COMPARATIVE STUDY
JOURNAL ARTICLE

Microcystic congenital pulmonary airway malformation with hydrops fetalis: steroids vs open fetal resection

Kenneth C Loh, Eric Jelin, Shinjiro Hirose, Vickie Feldstein, Ruth Goldstein, Hanmin Lee
Journal of Pediatric Surgery 2012, 47 (1): 36-9
22244389

BACKGROUND/PURPOSE: Congenital pulmonary airway malformations (CPAM) are rare lesions often diagnosed during routine prenatal ultrasound. The presence of hydrops fetalis is an indicator of poor prognosis. Here we present a retrospective review of fetuses undergoing either open fetal surgery or steroids for predominantly microcystic CPAM with hydrops fetalis.

METHOD: A retrospective review of patients undergoing open fetal surgery or steroids for CPAM at our institution was performed. The primary outcome was survival.

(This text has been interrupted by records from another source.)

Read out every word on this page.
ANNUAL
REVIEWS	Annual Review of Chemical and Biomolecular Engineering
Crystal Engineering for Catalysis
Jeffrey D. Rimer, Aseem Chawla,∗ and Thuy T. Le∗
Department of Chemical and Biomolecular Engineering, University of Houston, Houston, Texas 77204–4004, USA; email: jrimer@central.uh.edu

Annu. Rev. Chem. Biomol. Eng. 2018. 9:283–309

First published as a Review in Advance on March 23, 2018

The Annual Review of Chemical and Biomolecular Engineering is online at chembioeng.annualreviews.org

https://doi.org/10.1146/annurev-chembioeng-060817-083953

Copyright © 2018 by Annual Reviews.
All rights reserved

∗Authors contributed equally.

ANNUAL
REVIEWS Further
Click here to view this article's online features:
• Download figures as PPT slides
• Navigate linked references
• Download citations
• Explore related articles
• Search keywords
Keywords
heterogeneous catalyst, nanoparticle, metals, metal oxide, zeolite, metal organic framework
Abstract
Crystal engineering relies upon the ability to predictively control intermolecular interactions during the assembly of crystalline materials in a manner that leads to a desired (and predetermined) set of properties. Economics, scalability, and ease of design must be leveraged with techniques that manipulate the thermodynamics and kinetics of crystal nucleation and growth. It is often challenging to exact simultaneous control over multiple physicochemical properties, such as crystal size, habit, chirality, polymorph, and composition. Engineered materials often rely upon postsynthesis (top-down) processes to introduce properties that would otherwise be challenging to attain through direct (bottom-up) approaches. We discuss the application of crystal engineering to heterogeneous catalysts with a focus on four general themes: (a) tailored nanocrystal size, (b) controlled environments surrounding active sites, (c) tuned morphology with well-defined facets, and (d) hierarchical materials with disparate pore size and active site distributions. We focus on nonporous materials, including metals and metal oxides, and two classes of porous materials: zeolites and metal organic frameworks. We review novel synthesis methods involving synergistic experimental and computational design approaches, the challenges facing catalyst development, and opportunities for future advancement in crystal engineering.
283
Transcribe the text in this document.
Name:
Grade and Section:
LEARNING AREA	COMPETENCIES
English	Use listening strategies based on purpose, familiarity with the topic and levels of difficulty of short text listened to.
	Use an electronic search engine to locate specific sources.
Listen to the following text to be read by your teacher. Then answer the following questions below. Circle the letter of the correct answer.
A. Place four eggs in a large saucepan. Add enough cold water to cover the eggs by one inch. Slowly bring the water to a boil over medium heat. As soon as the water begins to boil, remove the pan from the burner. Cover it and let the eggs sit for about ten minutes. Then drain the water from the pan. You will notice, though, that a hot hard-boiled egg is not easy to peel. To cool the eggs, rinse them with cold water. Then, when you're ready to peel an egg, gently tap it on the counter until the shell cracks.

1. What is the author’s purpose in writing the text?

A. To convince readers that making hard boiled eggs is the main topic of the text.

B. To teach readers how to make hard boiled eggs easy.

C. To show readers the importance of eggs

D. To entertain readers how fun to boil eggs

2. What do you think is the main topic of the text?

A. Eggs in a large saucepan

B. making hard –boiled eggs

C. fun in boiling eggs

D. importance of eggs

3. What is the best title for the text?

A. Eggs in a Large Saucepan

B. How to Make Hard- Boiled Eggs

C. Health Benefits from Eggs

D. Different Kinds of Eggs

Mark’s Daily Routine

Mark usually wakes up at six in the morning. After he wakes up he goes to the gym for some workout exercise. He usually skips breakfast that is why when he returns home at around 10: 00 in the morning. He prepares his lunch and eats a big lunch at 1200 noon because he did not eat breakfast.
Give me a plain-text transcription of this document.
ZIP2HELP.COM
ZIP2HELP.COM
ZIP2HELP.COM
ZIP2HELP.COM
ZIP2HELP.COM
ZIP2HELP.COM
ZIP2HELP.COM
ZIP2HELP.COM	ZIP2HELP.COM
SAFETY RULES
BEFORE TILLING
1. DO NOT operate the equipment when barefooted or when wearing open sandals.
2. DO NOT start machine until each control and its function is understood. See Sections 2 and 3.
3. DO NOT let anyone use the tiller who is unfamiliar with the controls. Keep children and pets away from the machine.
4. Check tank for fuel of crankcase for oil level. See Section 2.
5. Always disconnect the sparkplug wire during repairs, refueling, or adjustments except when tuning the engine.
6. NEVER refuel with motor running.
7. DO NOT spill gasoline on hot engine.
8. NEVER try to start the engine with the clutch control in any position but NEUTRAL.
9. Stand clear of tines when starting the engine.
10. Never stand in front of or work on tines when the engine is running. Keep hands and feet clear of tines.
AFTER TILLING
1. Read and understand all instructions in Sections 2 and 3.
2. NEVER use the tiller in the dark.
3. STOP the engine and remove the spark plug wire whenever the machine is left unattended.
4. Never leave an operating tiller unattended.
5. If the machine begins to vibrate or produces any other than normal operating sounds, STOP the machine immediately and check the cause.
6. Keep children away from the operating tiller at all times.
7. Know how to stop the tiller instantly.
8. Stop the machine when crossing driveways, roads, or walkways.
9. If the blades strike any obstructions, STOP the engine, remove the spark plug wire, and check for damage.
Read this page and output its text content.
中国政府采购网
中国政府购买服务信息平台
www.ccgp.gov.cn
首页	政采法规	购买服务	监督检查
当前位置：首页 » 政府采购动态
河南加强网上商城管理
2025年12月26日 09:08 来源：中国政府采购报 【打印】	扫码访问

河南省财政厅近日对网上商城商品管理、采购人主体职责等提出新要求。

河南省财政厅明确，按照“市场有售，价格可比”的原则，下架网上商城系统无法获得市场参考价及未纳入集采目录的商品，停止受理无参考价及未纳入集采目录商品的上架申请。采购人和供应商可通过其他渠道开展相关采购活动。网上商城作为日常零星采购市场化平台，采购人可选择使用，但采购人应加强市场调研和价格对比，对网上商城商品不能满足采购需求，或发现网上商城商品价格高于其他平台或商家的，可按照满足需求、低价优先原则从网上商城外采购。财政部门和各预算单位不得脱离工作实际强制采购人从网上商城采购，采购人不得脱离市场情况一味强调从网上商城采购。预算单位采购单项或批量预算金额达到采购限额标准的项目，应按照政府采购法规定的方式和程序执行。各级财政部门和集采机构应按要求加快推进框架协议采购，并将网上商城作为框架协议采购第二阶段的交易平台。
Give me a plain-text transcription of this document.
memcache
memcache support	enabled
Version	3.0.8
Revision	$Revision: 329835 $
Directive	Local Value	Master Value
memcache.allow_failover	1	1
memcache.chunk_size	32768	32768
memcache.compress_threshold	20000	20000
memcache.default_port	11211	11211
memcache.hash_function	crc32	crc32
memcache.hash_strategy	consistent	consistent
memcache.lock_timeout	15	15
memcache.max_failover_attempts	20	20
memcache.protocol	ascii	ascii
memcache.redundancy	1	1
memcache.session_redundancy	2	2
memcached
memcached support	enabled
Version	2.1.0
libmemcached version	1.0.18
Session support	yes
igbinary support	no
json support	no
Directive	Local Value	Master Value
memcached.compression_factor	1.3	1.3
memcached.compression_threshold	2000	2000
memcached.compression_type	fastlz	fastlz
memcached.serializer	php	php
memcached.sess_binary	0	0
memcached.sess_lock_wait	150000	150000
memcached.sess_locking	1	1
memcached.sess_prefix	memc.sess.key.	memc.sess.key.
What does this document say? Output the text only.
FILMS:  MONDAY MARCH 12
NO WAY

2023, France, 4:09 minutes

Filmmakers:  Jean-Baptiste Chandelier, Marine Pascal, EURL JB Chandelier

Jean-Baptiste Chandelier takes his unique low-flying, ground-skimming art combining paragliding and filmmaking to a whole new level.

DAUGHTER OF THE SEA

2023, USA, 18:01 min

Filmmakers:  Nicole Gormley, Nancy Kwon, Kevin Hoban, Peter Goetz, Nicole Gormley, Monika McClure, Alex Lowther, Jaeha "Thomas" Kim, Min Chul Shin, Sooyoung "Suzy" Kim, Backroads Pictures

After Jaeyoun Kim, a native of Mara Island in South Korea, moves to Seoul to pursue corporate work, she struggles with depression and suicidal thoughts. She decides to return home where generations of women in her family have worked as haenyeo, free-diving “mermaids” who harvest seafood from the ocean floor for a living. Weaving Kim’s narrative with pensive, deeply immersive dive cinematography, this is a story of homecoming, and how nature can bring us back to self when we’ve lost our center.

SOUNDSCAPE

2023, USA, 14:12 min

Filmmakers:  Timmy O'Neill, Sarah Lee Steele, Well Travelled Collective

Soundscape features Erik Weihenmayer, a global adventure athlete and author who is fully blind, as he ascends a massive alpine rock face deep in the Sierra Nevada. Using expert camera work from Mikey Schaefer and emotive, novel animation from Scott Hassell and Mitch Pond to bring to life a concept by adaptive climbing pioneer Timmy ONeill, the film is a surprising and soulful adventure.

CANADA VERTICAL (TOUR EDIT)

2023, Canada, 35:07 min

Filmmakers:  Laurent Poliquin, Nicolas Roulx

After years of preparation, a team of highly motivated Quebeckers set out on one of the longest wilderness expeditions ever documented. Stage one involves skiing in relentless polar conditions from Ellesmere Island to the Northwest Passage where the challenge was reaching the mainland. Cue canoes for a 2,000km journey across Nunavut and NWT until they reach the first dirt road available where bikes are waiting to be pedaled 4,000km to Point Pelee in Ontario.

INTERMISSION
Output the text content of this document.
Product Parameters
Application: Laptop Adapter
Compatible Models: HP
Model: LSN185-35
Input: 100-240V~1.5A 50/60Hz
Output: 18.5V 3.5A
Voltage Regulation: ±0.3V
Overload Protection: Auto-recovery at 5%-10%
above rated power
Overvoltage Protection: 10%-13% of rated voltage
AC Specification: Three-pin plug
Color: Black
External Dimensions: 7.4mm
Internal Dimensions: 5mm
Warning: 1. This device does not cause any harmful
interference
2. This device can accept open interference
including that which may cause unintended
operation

RESULTS: A retrospective review of all patients referred to our institution with the diagnosis of CPAM was performed. Fetuses with predominantly microcystic CPAM and the presence of hydrops fetalis treated with steroid or surgery were included. Thirteen patients were treated with steroids, and 11 patients underwent open fetal surgery. In the steroid group 12 (92%) of 13 fetuses survived to delivery versus 9 (82%) of 11 in the open fetal surgery group. Only 5 (56%) of 9 of the patients in the open fetal surgery group survived to neonatal discharge compared to 10 (83%) of 12 in the steroid group.

CONCLUSIONS: In the present retrospective study, improved survival was seen in fetuses with hydrops fetalis and predominantly microcystic CPAM treated with steroids when compared with open fetal surgery. Steroids should be considered for first-line therapy in these cases.